Tibetan Poetry Down the Ages

As the foremost of human literary arts is said to be lyrics, the Tibetan people also have had various lyrics of different rhymes--extempore songs of kings (sgur), oral folksongs, etc.--from the earliest of times.

Mythical tales (lha-sdrung), stories (sdrung) and allegorical writings (gap-tsig) also abound from times as far back as of King Nyatri Tsenpo (127 B.C.).

During the reign of King Songtsen Gampo (617 A.D.), Minister Thumi Sambhota wrote a eulogy for the King after inventing or reinventing the Tibetan script. The poetry at the preface of that eulogy is deemed historically by many as the first Tibetan poetical composition.

In the 13th century, Sakya Pandita Kunga Gyaltsen translated into Tibetan, poems and verses of early Indian poets along with some of the structural and rhythmic rules of writing poetry into Tibetan, and compiled them in Gateway to Scholarship (Khaipa-la-jugpai-sgo). Sakya Pandita however left the translation incomplete as the contemporary intellectuals turned hostile to his translations because it was of "Indic origin, alien and non-Buddhist".

The unfinished task of translation initiated by Sakya Pandita was later taken up by Tibetan scholar Shongten Dorjee Gyaltsen, who translated the whole poetic works of Acharya Dandi, foremost among the Indian poets of the 7th century, into Tibetan, Mirror of Poetry (Nyen-ngag Melong-ma).

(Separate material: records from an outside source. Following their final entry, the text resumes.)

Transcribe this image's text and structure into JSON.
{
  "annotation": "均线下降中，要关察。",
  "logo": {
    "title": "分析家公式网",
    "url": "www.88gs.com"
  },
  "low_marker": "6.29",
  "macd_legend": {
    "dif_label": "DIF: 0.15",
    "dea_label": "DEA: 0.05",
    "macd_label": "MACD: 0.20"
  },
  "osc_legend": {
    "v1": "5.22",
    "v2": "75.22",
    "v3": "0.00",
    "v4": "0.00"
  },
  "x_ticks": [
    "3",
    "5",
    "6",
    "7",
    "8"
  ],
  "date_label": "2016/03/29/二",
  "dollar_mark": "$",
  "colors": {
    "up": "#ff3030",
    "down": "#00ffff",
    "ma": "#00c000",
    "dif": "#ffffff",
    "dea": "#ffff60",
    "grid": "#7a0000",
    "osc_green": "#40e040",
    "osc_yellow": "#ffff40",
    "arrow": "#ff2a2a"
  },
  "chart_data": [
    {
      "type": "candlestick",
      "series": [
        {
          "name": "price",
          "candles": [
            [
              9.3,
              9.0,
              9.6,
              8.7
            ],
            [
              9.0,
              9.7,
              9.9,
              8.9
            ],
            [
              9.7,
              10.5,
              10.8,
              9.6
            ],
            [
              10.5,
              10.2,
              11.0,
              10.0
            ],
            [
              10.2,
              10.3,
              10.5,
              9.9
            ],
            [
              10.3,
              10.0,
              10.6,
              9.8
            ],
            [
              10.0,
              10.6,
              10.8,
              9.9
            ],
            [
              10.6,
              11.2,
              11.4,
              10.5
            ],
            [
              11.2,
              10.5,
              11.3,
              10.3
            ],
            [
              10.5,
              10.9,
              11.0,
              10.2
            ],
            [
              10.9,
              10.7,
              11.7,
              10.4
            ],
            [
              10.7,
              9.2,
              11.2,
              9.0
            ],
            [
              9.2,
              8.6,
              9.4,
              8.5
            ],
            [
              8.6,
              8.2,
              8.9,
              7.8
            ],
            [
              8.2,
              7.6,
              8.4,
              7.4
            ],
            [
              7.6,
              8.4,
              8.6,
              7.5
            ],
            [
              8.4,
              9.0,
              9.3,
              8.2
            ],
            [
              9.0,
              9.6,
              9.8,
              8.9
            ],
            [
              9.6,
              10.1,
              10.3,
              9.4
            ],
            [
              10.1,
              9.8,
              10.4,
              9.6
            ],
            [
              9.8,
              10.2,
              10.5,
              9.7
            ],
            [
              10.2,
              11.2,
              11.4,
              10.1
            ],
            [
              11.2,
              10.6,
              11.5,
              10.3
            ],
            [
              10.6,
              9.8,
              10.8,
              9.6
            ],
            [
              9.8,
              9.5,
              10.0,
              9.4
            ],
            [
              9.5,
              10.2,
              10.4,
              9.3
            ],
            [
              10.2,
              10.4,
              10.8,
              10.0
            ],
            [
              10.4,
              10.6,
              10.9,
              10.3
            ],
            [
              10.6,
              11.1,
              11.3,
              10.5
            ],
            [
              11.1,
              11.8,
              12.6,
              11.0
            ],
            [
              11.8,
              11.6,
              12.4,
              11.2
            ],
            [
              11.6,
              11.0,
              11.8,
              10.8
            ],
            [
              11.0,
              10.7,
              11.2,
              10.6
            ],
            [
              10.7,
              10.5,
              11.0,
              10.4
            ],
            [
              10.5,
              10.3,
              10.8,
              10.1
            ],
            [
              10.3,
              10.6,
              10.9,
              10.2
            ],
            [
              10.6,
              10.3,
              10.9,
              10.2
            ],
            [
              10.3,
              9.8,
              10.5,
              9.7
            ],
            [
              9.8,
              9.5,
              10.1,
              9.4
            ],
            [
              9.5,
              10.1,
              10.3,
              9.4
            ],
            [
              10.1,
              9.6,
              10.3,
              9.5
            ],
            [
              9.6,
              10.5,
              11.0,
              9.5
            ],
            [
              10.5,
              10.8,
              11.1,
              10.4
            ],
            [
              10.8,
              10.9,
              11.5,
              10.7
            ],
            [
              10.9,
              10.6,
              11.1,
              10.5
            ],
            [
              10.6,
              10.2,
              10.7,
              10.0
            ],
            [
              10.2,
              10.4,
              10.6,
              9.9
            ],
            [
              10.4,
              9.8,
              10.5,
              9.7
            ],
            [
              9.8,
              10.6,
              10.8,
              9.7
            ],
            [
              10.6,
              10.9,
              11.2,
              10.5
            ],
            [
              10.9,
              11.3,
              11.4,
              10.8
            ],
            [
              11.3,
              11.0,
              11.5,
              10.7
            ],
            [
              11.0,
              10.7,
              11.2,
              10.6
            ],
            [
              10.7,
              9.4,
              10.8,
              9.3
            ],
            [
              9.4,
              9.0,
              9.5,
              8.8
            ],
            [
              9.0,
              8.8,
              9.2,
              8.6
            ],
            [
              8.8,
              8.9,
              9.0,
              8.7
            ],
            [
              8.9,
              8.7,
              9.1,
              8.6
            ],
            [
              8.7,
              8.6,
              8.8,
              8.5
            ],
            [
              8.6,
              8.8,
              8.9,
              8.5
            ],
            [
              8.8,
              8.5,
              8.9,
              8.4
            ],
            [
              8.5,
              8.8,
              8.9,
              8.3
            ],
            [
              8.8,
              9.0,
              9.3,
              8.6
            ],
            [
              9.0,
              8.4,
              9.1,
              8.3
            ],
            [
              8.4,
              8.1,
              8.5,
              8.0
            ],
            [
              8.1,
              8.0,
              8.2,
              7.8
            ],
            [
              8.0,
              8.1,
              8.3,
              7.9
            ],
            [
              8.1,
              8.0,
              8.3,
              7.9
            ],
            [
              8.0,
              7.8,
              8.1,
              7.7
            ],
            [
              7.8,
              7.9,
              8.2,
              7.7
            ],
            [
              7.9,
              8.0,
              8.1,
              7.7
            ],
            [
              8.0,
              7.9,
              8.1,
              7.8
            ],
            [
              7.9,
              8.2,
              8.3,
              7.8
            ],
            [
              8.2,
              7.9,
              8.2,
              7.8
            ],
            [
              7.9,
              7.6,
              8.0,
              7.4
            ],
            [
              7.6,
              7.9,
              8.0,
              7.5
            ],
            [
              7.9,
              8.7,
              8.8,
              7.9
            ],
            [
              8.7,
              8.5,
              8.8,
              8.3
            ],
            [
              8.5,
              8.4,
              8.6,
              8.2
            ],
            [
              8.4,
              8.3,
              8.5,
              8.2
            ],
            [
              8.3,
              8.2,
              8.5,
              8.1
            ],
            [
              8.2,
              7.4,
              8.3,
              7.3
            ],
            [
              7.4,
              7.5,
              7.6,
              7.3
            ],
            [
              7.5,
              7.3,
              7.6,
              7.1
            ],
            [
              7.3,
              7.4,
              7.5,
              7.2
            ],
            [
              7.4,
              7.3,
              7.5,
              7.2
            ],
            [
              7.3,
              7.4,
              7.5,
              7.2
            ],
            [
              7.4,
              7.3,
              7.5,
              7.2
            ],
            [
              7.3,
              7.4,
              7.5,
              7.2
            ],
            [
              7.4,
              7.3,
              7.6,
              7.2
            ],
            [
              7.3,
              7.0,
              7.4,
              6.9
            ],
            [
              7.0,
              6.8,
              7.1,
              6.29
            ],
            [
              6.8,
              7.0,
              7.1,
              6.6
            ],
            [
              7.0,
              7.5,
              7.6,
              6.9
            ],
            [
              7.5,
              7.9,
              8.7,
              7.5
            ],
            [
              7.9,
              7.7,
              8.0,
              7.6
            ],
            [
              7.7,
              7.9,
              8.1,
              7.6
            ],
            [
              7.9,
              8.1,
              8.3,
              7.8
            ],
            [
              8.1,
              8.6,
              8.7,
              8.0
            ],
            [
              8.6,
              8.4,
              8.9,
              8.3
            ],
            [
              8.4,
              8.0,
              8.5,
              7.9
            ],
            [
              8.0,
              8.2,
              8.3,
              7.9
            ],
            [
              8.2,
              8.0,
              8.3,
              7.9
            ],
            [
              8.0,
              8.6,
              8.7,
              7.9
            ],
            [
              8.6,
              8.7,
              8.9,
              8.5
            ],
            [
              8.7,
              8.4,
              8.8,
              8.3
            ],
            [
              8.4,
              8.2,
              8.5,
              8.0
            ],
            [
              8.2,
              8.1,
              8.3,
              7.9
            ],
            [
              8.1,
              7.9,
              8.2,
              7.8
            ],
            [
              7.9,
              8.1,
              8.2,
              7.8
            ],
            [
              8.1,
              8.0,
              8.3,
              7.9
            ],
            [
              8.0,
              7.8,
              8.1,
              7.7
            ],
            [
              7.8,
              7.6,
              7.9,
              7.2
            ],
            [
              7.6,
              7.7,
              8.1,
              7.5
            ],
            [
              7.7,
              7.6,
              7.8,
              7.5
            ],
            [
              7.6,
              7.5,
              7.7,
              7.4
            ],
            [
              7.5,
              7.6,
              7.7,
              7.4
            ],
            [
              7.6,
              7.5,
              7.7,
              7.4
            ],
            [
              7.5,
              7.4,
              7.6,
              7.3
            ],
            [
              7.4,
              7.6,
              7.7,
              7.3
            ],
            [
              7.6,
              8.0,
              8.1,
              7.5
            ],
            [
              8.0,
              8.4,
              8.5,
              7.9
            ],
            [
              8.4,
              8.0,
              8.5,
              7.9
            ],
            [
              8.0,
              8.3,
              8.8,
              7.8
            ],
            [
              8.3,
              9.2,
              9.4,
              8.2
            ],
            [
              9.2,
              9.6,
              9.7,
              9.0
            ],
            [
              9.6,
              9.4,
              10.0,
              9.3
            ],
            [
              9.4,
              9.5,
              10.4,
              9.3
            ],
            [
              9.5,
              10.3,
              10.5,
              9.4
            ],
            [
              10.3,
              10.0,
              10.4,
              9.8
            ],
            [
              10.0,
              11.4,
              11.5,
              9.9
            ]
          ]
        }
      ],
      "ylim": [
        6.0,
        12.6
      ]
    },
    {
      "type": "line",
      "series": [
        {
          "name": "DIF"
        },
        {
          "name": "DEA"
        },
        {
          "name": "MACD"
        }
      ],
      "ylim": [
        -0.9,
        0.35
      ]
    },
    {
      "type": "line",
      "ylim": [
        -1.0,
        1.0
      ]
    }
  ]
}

Pang Lotsawa Lodoe Tenpa, a contemporary of Shongten, edited and added his own commentaries to the works of Shongten, and began formally tutoring them. Thenceforth, the Mirror of Poetry, which was purely of Indic origin, gradually became not only the tradition of Tibetan poetry, but also the root text for the future poets.

Following the rules of Indic traditions, poetry flourished in Tibet like the proverbial swell of summer’s ocean, producing a colossus mass of poetic works down the ages.

However, the tragedy of 1959 proved catastrophic to Tibetan literature. To put in the words of a Tibetan poet: "it literally took the breathe out of Tibetan literature." All publishing in Tibetan language ceased and literary activities were reduced to mere translation of Chinese propaganda.

Relatively relaxed environment of the early eighties afforded some space for the Tibetan literati to flex their intellectual muscles while remaining within the limited confines of Party policy. This ushered an era of "modern Tibetan literature", the period which saw a renaissance in Tibetan publications when Tibetan journals and magazines "blossomed like spring flowers".

Tibetan literature was further enriched and elevated by pioneering works of modern Tibetan writers like Dhondup Gyal, Jangbu and Tsering Dhondup who introduced new usages and genre of Tibetan literature that diverged from past traditions.
However, the increasingly stringent control imposed since 1994 on the works of Tibetan writers has effectively muzzled the creative energy that has been oozing from the early eighties.